The Carbon Market: The New Architecture of Dispossession
In this scenario, a sophisticated instrument of control emerges: the financialisation of nature through carbon bonds. Under the ethical imperative of ‘saving the planet’, Africa is assigned a passive guardian role.
It is a dialectical trap: the Global North, after centuries of carbon-based industrialisation, now pretends to buy the right to keep polluting in exchange for ‘preserving’ African forests. This is not ecology; it is green colonialism. By converting air and forests into financial assets, the use value of land is displaced by exchange value in the markets of London or New York. The result is green grabbing, where local communities are expelled from their territories in the name of a sustainability dictated from the outside.
The Necessary Shield: Towards a Single Resource Market
The African Union faces a historic imperative. The transition to multipolarity will only be real if Africa stops being an inventory of raw materials for other poles of power (China, Russia, the USA or the EU).
The creation of an African Single Market for Energy and Resources is the only possible sovereign response. This market must:
1. Prioritise Use Value: So that the energy produced on the continent feeds African industrialisation and well-being first.
2. Unify Negotiation: Act as an unbreakable bloc that sets the prices of its critical minerals (cobalt, lithium, rare earths), breaking the ‘divide and conquer’ strategy that external powers apply to individual states.
3. Manage Ecosystems, Not Borders: Move towards cross-border governance that protects the continuity of life above colonial lines.

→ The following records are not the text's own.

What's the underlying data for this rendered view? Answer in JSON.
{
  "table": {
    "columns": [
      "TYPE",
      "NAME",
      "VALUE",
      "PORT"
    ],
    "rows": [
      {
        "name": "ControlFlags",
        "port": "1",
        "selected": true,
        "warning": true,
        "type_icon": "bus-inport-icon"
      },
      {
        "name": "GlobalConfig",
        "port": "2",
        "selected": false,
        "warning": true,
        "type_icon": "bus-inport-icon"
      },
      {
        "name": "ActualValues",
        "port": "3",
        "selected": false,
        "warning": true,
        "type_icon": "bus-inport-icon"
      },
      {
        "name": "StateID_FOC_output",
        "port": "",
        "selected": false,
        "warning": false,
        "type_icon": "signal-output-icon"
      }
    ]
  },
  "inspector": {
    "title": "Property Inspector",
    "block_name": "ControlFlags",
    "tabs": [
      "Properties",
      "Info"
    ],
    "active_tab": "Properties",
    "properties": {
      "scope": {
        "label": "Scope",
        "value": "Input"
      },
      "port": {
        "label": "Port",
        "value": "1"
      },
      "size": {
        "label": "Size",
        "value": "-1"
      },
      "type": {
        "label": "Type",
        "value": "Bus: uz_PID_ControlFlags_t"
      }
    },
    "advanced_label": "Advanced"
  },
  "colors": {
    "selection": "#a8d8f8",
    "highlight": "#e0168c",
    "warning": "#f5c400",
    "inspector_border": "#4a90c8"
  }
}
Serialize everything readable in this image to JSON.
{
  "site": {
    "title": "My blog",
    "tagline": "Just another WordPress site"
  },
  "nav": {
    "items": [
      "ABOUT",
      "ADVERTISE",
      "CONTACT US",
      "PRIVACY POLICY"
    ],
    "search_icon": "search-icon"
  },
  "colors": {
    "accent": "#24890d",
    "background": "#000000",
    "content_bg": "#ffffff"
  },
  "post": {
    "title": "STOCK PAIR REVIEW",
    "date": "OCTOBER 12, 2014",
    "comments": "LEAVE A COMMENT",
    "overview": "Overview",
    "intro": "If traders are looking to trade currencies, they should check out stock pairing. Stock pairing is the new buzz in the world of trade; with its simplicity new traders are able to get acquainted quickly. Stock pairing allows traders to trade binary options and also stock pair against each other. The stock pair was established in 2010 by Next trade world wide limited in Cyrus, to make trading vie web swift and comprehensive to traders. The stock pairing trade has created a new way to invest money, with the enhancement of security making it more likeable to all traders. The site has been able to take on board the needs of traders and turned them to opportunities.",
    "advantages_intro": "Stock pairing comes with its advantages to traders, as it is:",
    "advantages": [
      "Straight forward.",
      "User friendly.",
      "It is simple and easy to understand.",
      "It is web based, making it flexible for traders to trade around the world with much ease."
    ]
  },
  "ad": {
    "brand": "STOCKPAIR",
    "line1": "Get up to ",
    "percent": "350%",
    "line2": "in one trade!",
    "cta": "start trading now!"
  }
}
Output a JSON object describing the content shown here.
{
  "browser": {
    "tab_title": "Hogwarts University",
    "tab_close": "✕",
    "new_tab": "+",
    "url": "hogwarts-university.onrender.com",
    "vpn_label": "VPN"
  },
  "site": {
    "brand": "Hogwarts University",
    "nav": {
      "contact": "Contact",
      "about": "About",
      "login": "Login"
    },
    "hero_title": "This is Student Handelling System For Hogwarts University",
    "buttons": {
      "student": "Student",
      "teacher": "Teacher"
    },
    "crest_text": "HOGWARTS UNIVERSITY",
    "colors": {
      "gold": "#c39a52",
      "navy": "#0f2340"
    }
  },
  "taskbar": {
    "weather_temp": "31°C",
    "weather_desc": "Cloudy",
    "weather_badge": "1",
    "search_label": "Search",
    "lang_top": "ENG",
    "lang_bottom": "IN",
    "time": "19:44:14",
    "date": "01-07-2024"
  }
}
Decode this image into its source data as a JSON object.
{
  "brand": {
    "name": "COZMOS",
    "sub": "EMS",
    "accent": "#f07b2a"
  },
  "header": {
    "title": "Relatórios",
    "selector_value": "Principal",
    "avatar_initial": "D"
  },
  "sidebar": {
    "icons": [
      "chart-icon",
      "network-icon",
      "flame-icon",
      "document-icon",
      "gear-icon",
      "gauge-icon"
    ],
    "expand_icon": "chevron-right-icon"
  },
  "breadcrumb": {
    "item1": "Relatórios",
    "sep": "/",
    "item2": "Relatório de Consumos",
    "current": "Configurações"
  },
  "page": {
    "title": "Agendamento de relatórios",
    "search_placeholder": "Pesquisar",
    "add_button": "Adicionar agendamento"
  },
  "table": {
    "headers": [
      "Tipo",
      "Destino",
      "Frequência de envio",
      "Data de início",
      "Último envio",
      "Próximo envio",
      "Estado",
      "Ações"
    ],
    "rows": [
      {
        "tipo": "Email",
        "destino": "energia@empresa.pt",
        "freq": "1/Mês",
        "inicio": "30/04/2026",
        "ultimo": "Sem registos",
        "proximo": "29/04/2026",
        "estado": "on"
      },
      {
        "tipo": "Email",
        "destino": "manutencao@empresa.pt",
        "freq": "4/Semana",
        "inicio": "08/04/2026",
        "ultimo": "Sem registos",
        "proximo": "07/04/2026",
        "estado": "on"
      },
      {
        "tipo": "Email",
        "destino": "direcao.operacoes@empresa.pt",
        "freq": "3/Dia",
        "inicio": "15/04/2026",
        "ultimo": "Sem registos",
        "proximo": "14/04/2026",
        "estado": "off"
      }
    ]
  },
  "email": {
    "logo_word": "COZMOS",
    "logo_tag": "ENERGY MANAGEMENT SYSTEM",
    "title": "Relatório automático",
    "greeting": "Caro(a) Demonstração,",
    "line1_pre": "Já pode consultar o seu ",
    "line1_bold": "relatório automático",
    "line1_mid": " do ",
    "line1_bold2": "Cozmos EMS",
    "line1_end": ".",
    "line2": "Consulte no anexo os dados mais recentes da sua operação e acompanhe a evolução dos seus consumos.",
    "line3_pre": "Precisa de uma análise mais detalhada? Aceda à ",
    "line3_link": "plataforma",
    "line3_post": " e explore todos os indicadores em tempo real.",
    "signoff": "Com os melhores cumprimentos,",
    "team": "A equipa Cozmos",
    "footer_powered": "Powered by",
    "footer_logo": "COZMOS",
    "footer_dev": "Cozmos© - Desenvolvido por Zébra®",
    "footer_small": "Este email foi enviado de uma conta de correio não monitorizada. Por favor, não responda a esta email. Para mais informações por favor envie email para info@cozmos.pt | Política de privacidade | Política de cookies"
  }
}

Conclusion: The Awakening of Historical Consciousness
The greatest resistance to this project will not come only from outside. It will also come from local elites who have turned fragmentation into a personal business. However, the trajectory of Africa’s ethical and aesthetic impulse points towards an integration that is, at once, a survival necessity.
True multipolarity is not choosing a new trading partner; it is Africa’s capacity to say ‘no’ to climate charity and ‘yes’ to the sovereign management of its own wealth. The continent must stop being the lung that breathes for others and become the brain that decides its own destiny. The prehistory of dependence must finally give way to a history written with African ink on truly sovereign soil.